7. Not Medical Advice or a Medical Device

This Service does not provide medical advice, diagnosis, or treatment. All AI-generated outputs — mood scores, wellbeing assessments, anomaly flags, cognitive engagement scores, and weekly reports — are informational tools for family awareness. They are not clinical assessments, diagnostic results, or professional medical opinions.

This Service is not a medical device and has not been cleared or approved by the FDA or any other health regulatory authority.

This Service is not an emergency response system. If you have any reason to believe a senior is in immediate danger, call 911 without delay. Do not rely on our alert system as a substitute for emergency services.

Always consult a qualified, licensed healthcare professional for medical advice, diagnosis, or treatment decisions.

8. Questions About Health Data Privacy

If you have questions or concerns about how we handle health-related data, or to exercise any of your rights, please contact us:

Family Guardian AI — Privacy Team

Email: privacy@familyguardian.ai

Website: familyguardian.ai

We aim to respond to all privacy inquiries within 5 business days.
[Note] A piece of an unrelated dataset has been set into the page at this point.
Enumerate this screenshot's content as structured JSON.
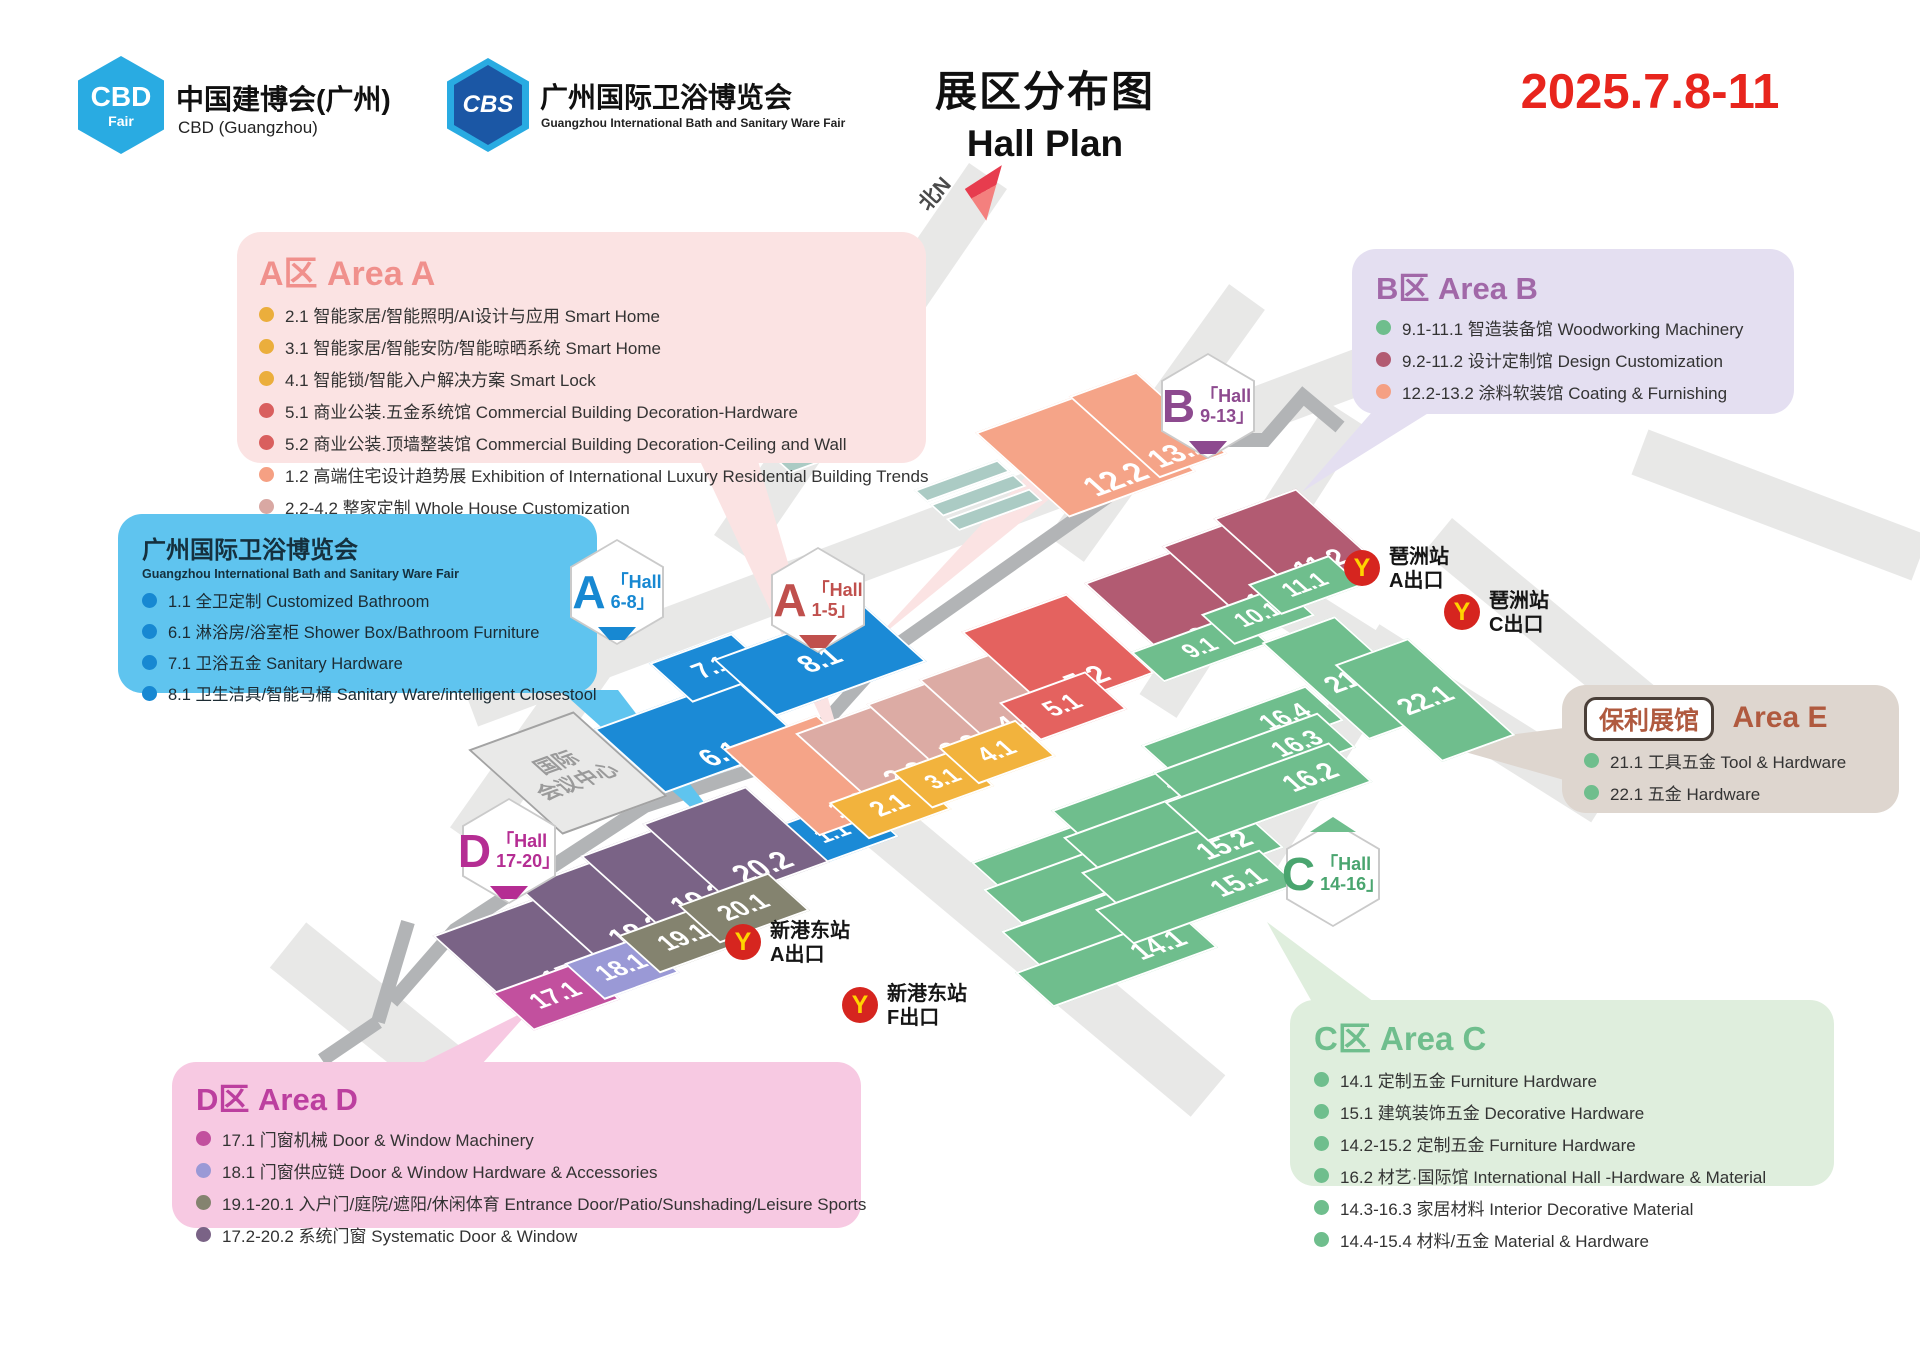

For urgent data concerns, please include “URGENT” in the subject line.

Our Commitment

We built Family Guardian AI because we care deeply about the dignity, privacy, and safety of elderly individuals. We treat every piece of health data as a sacred trust — something shared with us not out of convenience, but out of love for a family member who deserves the best possible care. We will never compromise on that responsibility.